Inequality Problem $\frac 1x + \frac 1y + \frac1z \ge \frac{9}{x+y+z}$

Question

Could I please have help solving this inequality. I have tried but haven't made meaningful progress.

If x,y and z are real numbers prove that: $$\frac 1x + \frac 1y + \frac1z \ge \frac{9}{x+y+z}$$

Answer 1

Multiply your inequality by $xyz(x+y+z)$, you get : $$y^2z+yz^2+x^2z+xz^2+x^2y+xy^2\ge 6xyz$$ Now redivide by $xyz$ (maybe not a good idea to multiply initially :-) : $$\frac yx+\frac zx+\frac xy+\frac zy+\frac xz+\frac yz \ge 6$$ As it is well know that for all $u>0$, $u+\frac1u\ge2$, you get your inequality for $x,y,z>0$.

Now for the case $x,y,z$ non null reals, I don't know...

Answer 2

it must be $$x,y,z>0$$ and this inequality is equivalent to $$\left(\frac{x}{y}+\frac{y}{x}\right)+\left(\frac{y}{z}+\frac{z}{y}\right)+\left(\frac{x}{z}+\frac{z}{x}\right)\geq 6$$ which is true. or we use $AM-GM$ twice: $$x+y+z\ge 3\sqrt[3]{xyz}$$ $$\frac{1}{x}+\frac{1}{y}+\frac{1}{z}\geq 3\sqrt[3]{\frac{1}{xyz}}$$ and multiplying both we get the statement

Answer 3

Obviously we must assume that the numbers are positive, as otherwise the inequality doesn't always hold. Nevertheless you can prove this inequality by using Cauchy-Schwartz Inequality.
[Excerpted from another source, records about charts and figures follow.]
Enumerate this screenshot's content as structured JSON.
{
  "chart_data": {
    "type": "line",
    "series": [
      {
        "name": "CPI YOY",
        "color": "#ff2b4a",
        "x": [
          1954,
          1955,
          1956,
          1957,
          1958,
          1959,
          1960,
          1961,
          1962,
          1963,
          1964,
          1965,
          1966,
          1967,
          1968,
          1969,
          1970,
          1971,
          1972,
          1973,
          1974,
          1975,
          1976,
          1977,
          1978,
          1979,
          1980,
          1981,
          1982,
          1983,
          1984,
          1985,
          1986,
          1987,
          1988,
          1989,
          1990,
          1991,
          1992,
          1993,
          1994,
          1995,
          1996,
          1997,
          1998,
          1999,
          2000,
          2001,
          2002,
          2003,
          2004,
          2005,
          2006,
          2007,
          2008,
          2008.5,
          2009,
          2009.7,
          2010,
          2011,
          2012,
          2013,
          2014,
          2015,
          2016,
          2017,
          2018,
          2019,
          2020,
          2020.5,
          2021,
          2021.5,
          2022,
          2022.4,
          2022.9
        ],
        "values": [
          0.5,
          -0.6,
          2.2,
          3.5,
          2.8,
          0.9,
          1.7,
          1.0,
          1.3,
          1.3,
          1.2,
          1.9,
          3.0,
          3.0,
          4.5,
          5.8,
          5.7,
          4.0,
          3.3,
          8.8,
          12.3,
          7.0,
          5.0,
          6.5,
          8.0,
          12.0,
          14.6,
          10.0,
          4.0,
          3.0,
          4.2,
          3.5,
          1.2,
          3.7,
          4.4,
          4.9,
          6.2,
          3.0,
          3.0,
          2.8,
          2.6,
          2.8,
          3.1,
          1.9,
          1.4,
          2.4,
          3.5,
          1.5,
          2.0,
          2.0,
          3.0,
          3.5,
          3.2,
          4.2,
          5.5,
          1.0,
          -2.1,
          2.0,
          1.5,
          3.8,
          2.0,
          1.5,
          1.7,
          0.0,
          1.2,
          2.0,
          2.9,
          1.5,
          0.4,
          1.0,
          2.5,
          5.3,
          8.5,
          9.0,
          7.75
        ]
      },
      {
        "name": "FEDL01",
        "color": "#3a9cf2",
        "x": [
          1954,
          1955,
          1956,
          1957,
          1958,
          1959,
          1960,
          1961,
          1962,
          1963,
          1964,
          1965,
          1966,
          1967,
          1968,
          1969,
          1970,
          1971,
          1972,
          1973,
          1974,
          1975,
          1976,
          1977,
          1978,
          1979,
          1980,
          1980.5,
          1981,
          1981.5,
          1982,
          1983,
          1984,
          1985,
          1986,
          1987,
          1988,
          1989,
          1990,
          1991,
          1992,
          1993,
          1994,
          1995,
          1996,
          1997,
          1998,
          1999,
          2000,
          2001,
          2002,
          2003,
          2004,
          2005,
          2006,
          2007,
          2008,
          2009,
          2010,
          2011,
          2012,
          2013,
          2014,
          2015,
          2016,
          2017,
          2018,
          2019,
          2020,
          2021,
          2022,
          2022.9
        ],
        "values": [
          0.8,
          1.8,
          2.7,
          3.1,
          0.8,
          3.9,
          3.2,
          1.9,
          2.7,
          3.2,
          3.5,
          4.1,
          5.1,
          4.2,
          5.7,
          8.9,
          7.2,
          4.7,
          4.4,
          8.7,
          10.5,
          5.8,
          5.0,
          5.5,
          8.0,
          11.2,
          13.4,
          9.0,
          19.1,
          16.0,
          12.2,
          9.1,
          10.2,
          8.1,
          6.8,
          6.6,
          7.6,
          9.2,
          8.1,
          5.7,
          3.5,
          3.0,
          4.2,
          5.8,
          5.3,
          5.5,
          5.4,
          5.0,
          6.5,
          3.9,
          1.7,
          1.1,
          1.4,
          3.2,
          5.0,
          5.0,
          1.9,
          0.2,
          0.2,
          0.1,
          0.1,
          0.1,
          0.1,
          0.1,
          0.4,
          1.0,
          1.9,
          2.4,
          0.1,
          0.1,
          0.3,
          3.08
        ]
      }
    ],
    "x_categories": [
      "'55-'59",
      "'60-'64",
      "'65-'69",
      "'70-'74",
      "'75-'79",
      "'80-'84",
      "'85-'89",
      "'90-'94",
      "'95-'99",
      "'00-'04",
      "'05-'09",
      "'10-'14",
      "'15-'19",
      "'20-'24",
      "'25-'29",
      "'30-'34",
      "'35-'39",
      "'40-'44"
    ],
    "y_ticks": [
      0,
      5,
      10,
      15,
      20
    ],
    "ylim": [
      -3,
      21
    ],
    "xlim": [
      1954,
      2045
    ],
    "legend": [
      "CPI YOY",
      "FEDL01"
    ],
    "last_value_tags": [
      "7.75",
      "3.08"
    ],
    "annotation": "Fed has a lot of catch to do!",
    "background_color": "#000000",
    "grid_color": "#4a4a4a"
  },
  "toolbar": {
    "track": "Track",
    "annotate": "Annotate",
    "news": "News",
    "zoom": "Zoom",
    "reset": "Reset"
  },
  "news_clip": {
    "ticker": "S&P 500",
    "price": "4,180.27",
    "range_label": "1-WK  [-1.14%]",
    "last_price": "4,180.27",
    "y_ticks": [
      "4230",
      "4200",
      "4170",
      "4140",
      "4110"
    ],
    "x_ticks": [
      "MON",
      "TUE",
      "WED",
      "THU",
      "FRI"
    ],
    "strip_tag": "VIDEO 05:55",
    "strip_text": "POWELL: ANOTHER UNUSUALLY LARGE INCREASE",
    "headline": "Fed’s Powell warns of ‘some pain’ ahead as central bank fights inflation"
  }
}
We have:

$$\left( \frac 1x + \frac 1y + \frac 1z \right)(x+y+z) \ge \left( \sqrt{\frac xx} + \sqrt{\frac yy} + \sqrt{\frac zz}\right)^2 = 9$$

Now dividing by $(x+y+z)$ we get the wanted inequality.

Answer 4

The claim is a striaghtforward consequence of Titu's lemma:

$$ \frac{1^2}{x}+\frac{1^2}{y}+\frac{1^2}{z} \geq \frac{(1+1+1)^2}{x+y+z}.$$